Wikifunctions:Type proposals/Grapheme
Summary
A user-perceived character; smallest functional writing unit, the w:grapheme. Includes not just the "base" character but also the sequence of combiners.
Uses
Often, we need to process Strings by user-perceived character. "1️⃣" should be processed as one grapheme, not three characters (1+variation selector+combining keycap⃣). When the user wants to select the last character of "I won't decline this proposal 1️⃣", they want to select the full 1️⃣, not just the ⃣. Likewise, we don't want nonsense like ⃣1 to emerge when we reverse the String. This doesn't just apply to keycap emojis. It also applies to real natural-language writing systems, like the grapheme "A̧" (A+̧).
To do all of that, we need to split a String into graphemes, and to do that, we need the grapheme type. Such a splitter would fix characters with diacritics (Z22735).
Structure
Like the String, but the value is also a String that is the full sequence of characters for this single grapheme.
Example values
{
"type": "grapheme",
"value": "A̧"
}
|
{
"Z1K1": "Zxyz",
"ZxyzK1": "A̧"
}
|
Validator
The validator ensures that all characters under the "value" field combine to form exactly one grapheme.
Identity
Two graphemes are the same if their value Strings are the same.
Converting to code
Probably just return the String value, K1?
Display function
Display K1.
Read function
The input should be K1. Another function can split an arbitrary String into a typed array of graphemes; see Special:Permalink/32335, which can also be reengineered into a validator.
Alternatives
We can represent the grapheme as a String, but that makes things very weird, and could require bundling a validator and equality-finder with each function dealing with graphemes.
Comments
Support as proposer. I might be able to spin up a splitter function specified to output a String while the grapheme type isn't there yet soon. Aaron Liu (talk) 01:24, 3 May 2025 (UTC)
- The function in question is Z24453, still just a skeleton.
- But already I've used it in my implementation of reverse string (grapheme level) (Z10548). That function serves as a good example of why this Type is necessary, take a look at the test Z30031 compared to Z30032. YoshiRulz (talk) 13:41, 4 December 2025 (UTC)

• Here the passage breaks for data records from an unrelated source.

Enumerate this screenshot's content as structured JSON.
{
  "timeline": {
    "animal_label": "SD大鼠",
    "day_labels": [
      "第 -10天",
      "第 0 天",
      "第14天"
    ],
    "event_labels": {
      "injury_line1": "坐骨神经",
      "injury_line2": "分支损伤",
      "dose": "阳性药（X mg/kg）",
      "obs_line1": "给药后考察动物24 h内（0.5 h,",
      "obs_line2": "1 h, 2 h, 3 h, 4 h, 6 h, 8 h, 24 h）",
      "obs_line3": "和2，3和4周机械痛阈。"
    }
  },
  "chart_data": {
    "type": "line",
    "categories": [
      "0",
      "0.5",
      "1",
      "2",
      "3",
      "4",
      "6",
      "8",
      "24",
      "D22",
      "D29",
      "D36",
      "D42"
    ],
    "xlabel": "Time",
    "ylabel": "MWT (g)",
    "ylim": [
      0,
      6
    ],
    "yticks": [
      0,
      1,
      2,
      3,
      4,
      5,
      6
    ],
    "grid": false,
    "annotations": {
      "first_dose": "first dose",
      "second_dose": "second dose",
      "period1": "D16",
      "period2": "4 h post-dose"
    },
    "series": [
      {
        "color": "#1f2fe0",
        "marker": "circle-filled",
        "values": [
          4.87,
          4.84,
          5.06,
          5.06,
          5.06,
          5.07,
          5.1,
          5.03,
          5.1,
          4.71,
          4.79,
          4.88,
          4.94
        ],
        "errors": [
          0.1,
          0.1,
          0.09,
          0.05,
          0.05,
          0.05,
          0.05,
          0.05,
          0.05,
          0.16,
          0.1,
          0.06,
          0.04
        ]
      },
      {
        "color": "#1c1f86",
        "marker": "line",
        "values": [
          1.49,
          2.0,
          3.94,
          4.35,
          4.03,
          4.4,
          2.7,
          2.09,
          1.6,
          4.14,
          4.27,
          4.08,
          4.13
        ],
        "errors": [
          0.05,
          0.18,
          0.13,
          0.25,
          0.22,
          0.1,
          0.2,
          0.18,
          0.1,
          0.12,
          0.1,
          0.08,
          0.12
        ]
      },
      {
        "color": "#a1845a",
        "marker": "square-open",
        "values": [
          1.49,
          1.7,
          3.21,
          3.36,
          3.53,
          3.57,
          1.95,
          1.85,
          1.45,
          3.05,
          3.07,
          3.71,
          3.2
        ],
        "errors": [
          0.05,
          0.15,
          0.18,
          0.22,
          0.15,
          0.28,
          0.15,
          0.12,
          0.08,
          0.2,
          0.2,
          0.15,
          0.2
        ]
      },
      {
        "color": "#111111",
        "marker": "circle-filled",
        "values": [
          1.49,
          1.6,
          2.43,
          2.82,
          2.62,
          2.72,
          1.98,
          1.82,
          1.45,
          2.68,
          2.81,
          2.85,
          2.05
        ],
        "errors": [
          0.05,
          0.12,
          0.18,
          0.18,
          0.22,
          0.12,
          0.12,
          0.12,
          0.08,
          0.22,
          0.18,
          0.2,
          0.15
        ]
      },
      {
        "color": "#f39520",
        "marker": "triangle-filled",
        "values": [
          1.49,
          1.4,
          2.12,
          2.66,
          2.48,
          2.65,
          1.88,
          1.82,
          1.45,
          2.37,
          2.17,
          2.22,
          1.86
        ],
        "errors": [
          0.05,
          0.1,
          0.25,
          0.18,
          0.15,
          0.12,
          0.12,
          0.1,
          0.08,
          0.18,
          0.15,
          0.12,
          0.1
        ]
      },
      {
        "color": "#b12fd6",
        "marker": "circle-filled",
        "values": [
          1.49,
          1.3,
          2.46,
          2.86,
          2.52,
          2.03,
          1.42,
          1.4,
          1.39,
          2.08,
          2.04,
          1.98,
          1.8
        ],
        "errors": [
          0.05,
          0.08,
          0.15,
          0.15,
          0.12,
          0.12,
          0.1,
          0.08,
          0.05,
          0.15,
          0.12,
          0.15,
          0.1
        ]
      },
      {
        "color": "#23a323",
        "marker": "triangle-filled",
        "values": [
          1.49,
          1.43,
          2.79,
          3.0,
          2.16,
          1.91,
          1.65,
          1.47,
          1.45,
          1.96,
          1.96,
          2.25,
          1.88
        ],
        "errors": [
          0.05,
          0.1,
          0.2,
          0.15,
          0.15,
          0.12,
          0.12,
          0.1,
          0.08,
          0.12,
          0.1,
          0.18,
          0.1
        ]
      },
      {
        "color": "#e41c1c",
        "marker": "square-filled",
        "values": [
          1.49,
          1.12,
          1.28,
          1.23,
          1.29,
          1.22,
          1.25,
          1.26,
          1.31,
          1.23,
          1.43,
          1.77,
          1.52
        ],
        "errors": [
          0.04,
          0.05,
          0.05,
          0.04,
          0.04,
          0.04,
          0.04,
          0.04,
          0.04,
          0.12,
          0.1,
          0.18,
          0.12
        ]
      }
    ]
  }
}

- I got it mostly working, sans some bug in Z31149 that means the emoji examples don't work :( YoshiRulz (talk) 19:23, 16 January 2026 (UTC)
Support YoshiRulz (talk) 13:41, 4 December 2025 (UTC)
Support--So9q (talk) 16:16, 4 December 2025 (UTC)
Support John Samuel 12:05, 17 April 2026 (UTC)
Support why not. Feeglgeef (talk) 22:51, 11 May 2026 (UTC)
Support --Ameisenigel (talk) 08:24, 12 May 2026 (UTC)